84 Outra possibilidade é entender o particípio ἔχων com uma cópula como em outras partes do Apocalipse, dando-lhe a força de um verbo finito. O sujeito τὰ τέσσαρα ζῷα teria dois predicados, ἔχων e γέμουσιν, resultando no sentido de que “os quatro seres viventes, cada um deles, tinham seis asas cada [e] estavam cheios de olhos ao redor e por dentro”. O arranjo entre parênteses é preferível, no entanto (Moffatt, “Apocalipse”, 5:380).

85 Beckwith, Apocalipse, p. 502; Biederwolf, Millennium Bible, p. 560.

86 Capter, Apocalipse, p. 553.

87 Mais uma vez, um particípio concorda com o sentido de seu antecedente e não com seu gênero gramatical. Λέγοντες é o plural masculino, modificando o plural neutro τὰ τέσσαρα ζῷα que é o sujeito não expresso de ἔχουσιν anteriormente na cláusula. Veja a nota sobre ἔχων anteriormente no v. 8.

88 Alford propõe que ἡμέρας καὶ νυκτός seja conectado com o particípio λέγοντες que se segue, em parte porque καὶ une os dois substantivos em vez de ἤ e em parte por causa de um julgamento do ouvido (Greek Testament, 4:599). É melhor entender gramaticalmente a expressão com o que a precede, porque é bastante raro que um qualificador adverbial como esse preceda um particípio que ele modifica.

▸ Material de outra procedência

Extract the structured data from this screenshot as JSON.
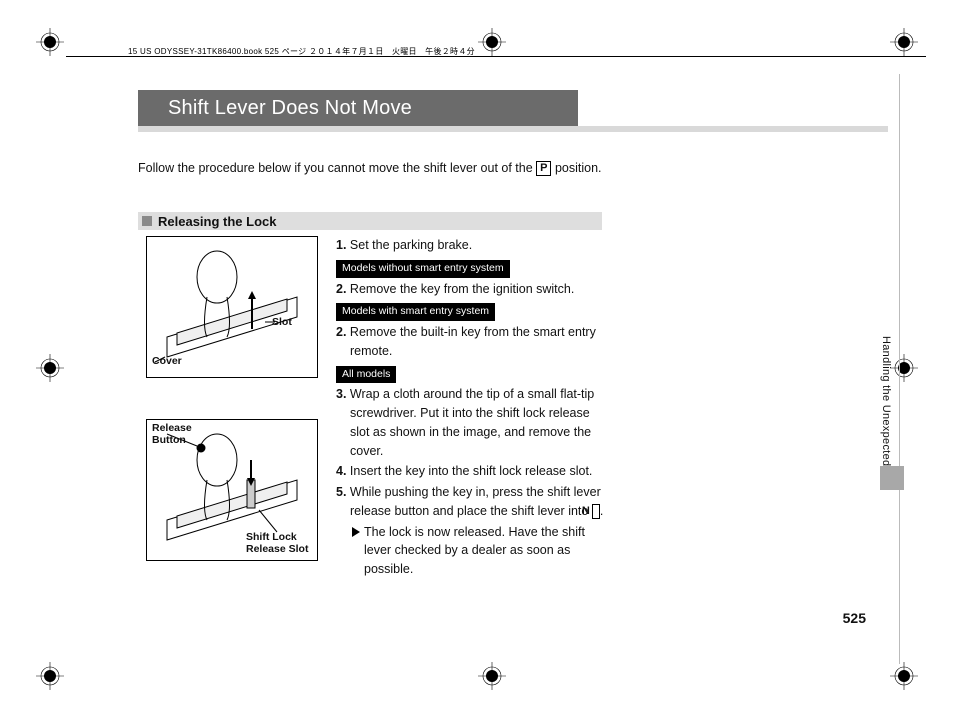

89 Lenski chama isso de genitivo de tempo interior (Apocalipse, p. 185). A terminologia de Dana e Mantey o chamaria de genitivo adverbial de tempo (HE Dana e Julius R. Mantey, A Manual Grammar of the Greek New Testament [Nova York: Macmillan, 1927], p. 77). A expressão da extensão do tempo de seu louvor teria sido no caso acusativo. Isso provavelmente indicaria que seu tributo nunca foi interrompido.

90 Harrison, End, p. 79.

91 BDF, par. 493(1).

92 A tradução da LXX de Isa. 6:3 é ἅγιος ἅγιος ἅγιος κύριος σαβαώθ. João substituiu ὁ παντοκράτωρ por σαβαώθ , seguindo o padrão da tradução LXX de צבאוֹת em todos os profetas do AT, exceto Isaías. Ele também substituiu uma frase frequentemente usada do TM de Ezequiel, אדני יהוה (κύριος ὁ θεὸς), para κύριος de Isaías (cf. Ez. 6:3, 11; 7:2, 5; 8:1, etc.) (Carlos, Apocalipse, 1:127).

93 Milligan, Apocalipse, p. 74.


Fonte: Thomas, R. L. (1992). Revelation 1-7: An exegetical commentary (p. 360). Chicago: Editora Moody.